PDW, a Huntsville, AL-based developer of modular small unmanned aircraft systems (sUAS) for tactical military operations, has raised $110M in Series B funding. The round includes a $35M tranche from Ondas Holdings at a $1.2B valuation. PDW's flagship C100 quadcopter delivers reconnaissance, targeting, kinetic strike, and communications relay with 74+ minutes endurance, 9lb payload, and modular payloads like EO/IR and laser designators. The capital will expand product offerings, strengthen engineering, and scale production at its Huntsville factory.
Army sUAS Contracts Surge
PDW's raise times with heightened DoD demand for attritable drones, as Skydio recently won a $52M Army contract for 2,500 X10D units. PDW itself secured a $20.9M Army contract under the Transformation in Contact (TiC) initiative for C100 UAS and payloads. Competitors like Anduril ($6B+ raised) and Shield AI ($1.1B+ raised) also vie for these programs. PDW differentiates via rucksackable modularity and rapid US manufacturing.
Ukraine Lessons Drive Attritable Shift
Modern conflicts like Ukraine highlight needs for cheap, mass-producible drones over expensive missiles. DoD initiatives like Replicator and Drone Dominance push for thousands of attritable sUAS. Legacy systems fail frontline units needing organic, deployable air support in contested environments. PDW addresses this with NDAA-compliant, Blue UAS certified platforms supporting TiC for tactical units.

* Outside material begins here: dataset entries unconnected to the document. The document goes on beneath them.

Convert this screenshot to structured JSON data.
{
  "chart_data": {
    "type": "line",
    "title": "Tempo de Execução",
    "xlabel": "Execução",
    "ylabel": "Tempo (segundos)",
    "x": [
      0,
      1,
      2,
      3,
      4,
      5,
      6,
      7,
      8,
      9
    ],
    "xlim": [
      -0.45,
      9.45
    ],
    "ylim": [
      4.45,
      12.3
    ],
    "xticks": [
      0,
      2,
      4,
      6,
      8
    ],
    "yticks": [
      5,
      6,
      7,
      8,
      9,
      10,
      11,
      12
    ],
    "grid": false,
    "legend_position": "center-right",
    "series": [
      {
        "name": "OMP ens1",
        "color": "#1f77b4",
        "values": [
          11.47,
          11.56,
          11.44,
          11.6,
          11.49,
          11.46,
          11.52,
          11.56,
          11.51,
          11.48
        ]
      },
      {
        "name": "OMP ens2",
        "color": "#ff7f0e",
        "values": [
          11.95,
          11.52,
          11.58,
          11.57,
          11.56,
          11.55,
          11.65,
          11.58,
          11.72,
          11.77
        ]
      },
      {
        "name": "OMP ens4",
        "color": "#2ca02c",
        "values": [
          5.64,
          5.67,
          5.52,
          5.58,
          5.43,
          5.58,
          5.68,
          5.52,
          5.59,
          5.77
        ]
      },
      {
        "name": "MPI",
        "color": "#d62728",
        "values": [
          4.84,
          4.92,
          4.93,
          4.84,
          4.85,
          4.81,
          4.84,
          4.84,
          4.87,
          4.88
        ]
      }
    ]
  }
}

C100 Enables Multi-Mission Flexibility
PDW's C100 supports EO/IR ISR, laser designation, SIGINT, and strike via modular payloads, with PDW CORE ground station for ATAK integration and PDW SIM for training. Unlike Skydio's AI autonomy focus or Anduril's broader ecosystem, PDW emphasizes hardware-software stack with 50,000+ flight hours and world-record endurance. Recent tests showed 11 GPS-free autonomous flights over 114 missions.
As Army Brig. Gen. Travis McIntosh noted:
"Drones are reshaping the geometry of the battlefield in real time and we must adjust."

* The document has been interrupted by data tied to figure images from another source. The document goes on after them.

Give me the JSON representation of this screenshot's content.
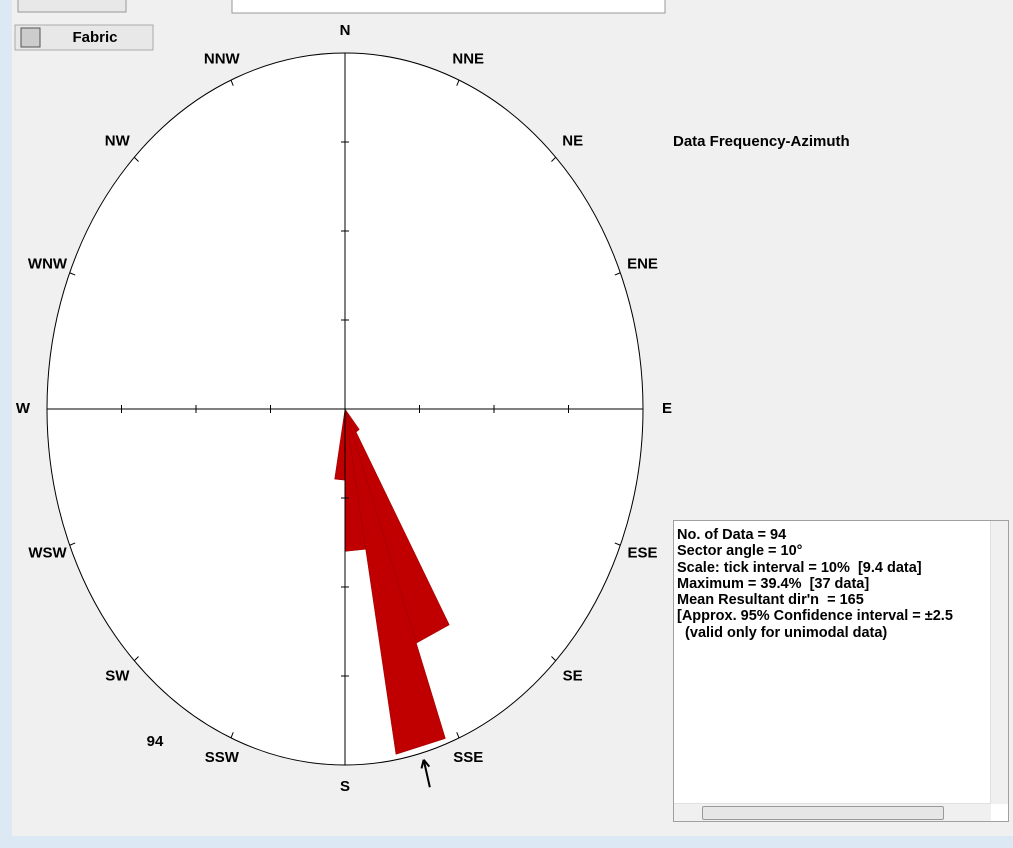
{
  "chart_data": {
    "type": "rose",
    "button": "Fabric",
    "title": "Data Frequency-Azimuth",
    "count_label": "94",
    "directions": [
      "N",
      "NNE",
      "NE",
      "ENE",
      "E",
      "ESE",
      "SE",
      "SSE",
      "S",
      "SSW",
      "SW",
      "WSW",
      "W",
      "WNW",
      "NW",
      "NNW"
    ],
    "sector_start": [
      140,
      150,
      160,
      170,
      180
    ],
    "sector_width": 10,
    "values": [
      3,
      28,
      39.4,
      16,
      8
    ],
    "color": "#c00000",
    "rlim": [
      0,
      40
    ],
    "rticks": [
      10,
      20,
      30
    ],
    "mean_direction": 165,
    "info": [
      "No. of Data = 94",
      "Sector angle = 10°",
      "Scale: tick interval = 10%  [9.4 data]",
      "Maximum = 39.4%  [37 data]",
      "Mean Resultant dir'n  = 165",
      "[Approx. 95% Confidence interval = ±2.5",
      "  (valid only for unimodal data)"
    ]
  }
}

Investors Back DoD-Aligned Scale
The Series B drew Ondas Holdings, Hood River Capital, Cedar Pine, Hanwha Asset Management, Booz Allen Hamilton, Lux Capital, and RSE Ventures. Ondas' investment signals conviction in drone production ramp, lifting its own revenue targets amid backlogs. RSE Ventures, co-founded by board member Matt Higgins, bridges commercial scaling to defense. This mix validates PDW's trajectory from drone racing roots to DoD supplier.

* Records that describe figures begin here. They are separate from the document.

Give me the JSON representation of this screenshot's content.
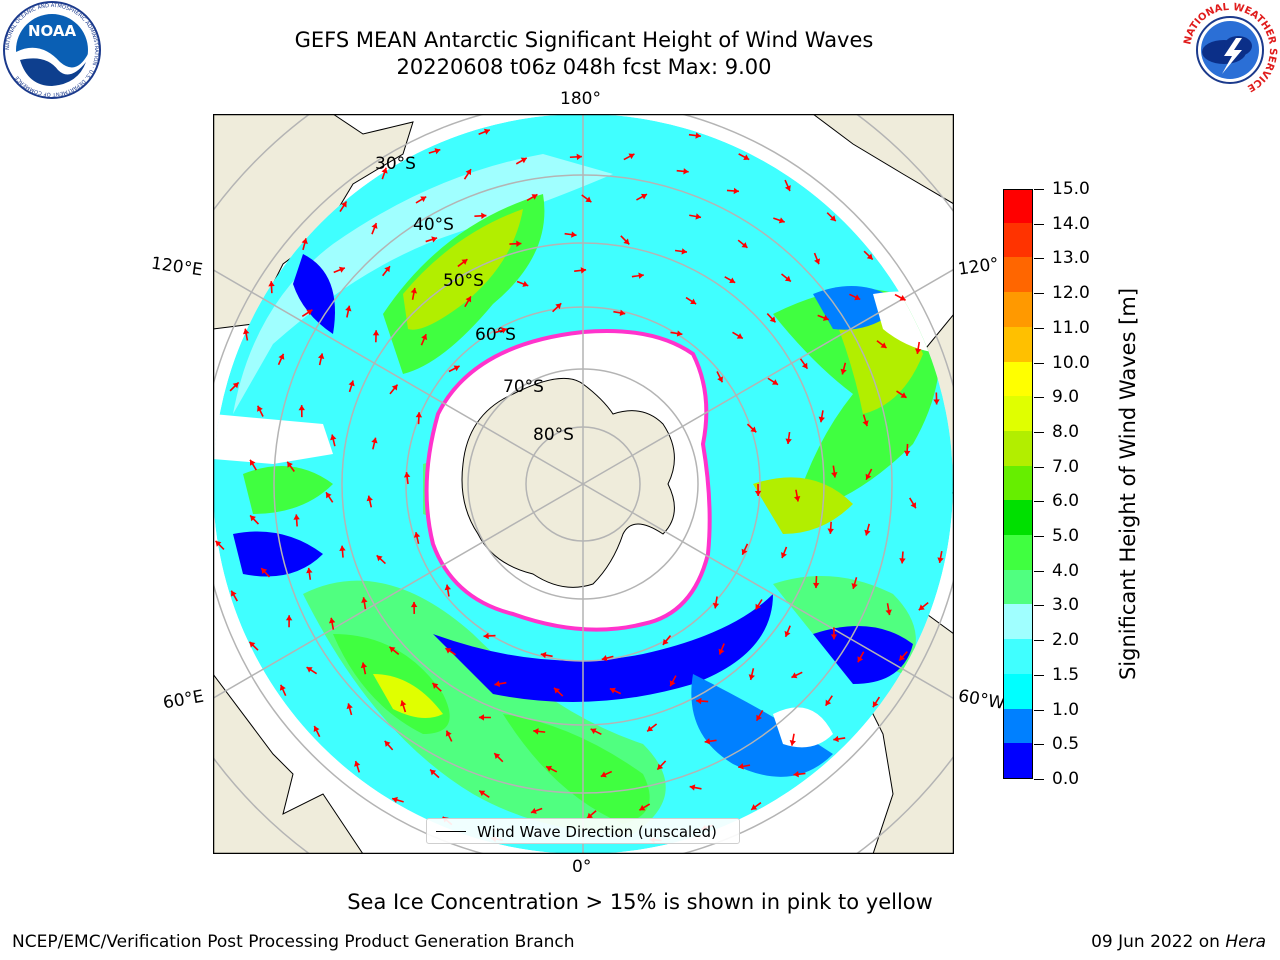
{
  "header": {
    "title_line1": "GEFS MEAN Antarctic Significant Height of Wind Waves",
    "title_line2": "20220608 t06z 048h fcst   Max: 9.00"
  },
  "logos": {
    "noaa": {
      "text": "NOAA",
      "ring_text": "NATIONAL OCEANIC AND ATMOSPHERIC ADMINISTRATION · U.S. DEPARTMENT OF COMMERCE"
    },
    "nws": {
      "ring_text": "NATIONAL WEATHER SERVICE"
    }
  },
  "map": {
    "projection": "south-polar-stereographic",
    "longitude_labels": {
      "top": "180°",
      "bottom": "0°",
      "left_upper": "120°E",
      "left_lower": "60°E",
      "right_upper": "120°",
      "right_lower": "60°W"
    },
    "latitude_labels": [
      "30°S",
      "40°S",
      "50°S",
      "60°S",
      "70°S",
      "80°S"
    ],
    "legend_label": "Wind Wave Direction (unscaled)",
    "colors": {
      "land": "#efecdb",
      "ice_fill": "#ffffff",
      "ice_edge": "#ff33cc",
      "arrows": "#ff0000",
      "grid": "#b4b4b4"
    }
  },
  "colorbar": {
    "title": "Significant Height of Wind Waves [m]",
    "ticks": [
      "0.0",
      "0.5",
      "1.0",
      "1.5",
      "2.0",
      "3.0",
      "4.0",
      "5.0",
      "6.0",
      "7.0",
      "8.0",
      "9.0",
      "10.0",
      "11.0",
      "12.0",
      "13.0",
      "14.0",
      "15.0"
    ],
    "colors": [
      "#0000ff",
      "#0080ff",
      "#00ffff",
      "#40ffff",
      "#a0ffff",
      "#50ff80",
      "#40ff40",
      "#00e000",
      "#66ee00",
      "#b2ee00",
      "#e0ff00",
      "#ffff00",
      "#ffc000",
      "#ff9900",
      "#ff6600",
      "#ff3300",
      "#ff0000"
    ]
  },
  "footer": {
    "ice_note": "Sea Ice Concentration > 15% is shown in pink to yellow",
    "left": "NCEP/EMC/Verification Post Processing Product Generation Branch",
    "right_prefix": "09 Jun 2022 on ",
    "right_host": "Hera"
  }
}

Military Drone Market Expands Rapidly
The global military drone market stands at $20.7B in 2026, projected to reach $39.4B by 2031 at 13.8% CAGR. Trends favor AI autonomy, swarming, and US manufacturing amid geopolitical tensions. PDW's positioning in Army TiC and Air Force contracts, plus UK MOD demos, captures this shift. AeroVironment, with its public status and $10B market cap, represents legacy players PDW challenges via agility.
Veteran-Led Team Drives Innovation
Co-founder Ryan Gury, ex-CTO of Drone Racing League, brings patents in drone autonomy and holds a Guinness record for fastest RC quadcopter. Leadership features 60%+ military veterans with 8,890+ deployments. Recent hires include CEO James Slider from operations, CFO Alok Gupta with defense experience, and SVP Graham Kessler ex-US Navy. This blend evolved racing tech into battlefield-proven sUAS.
Factory Ramp Targets Mass Production
PDW opened 90,000 sq ft Drone Factory 01 for millions of units yearly, with 200+ employees. Plans include new attritable multirotors, range extensions to 20km BVLOS, and international partnerships like Edgar Brothers for UK. Backed by $110M total, PDW eyes Army's potential move to mid-range reconnaissance and further TiC awards.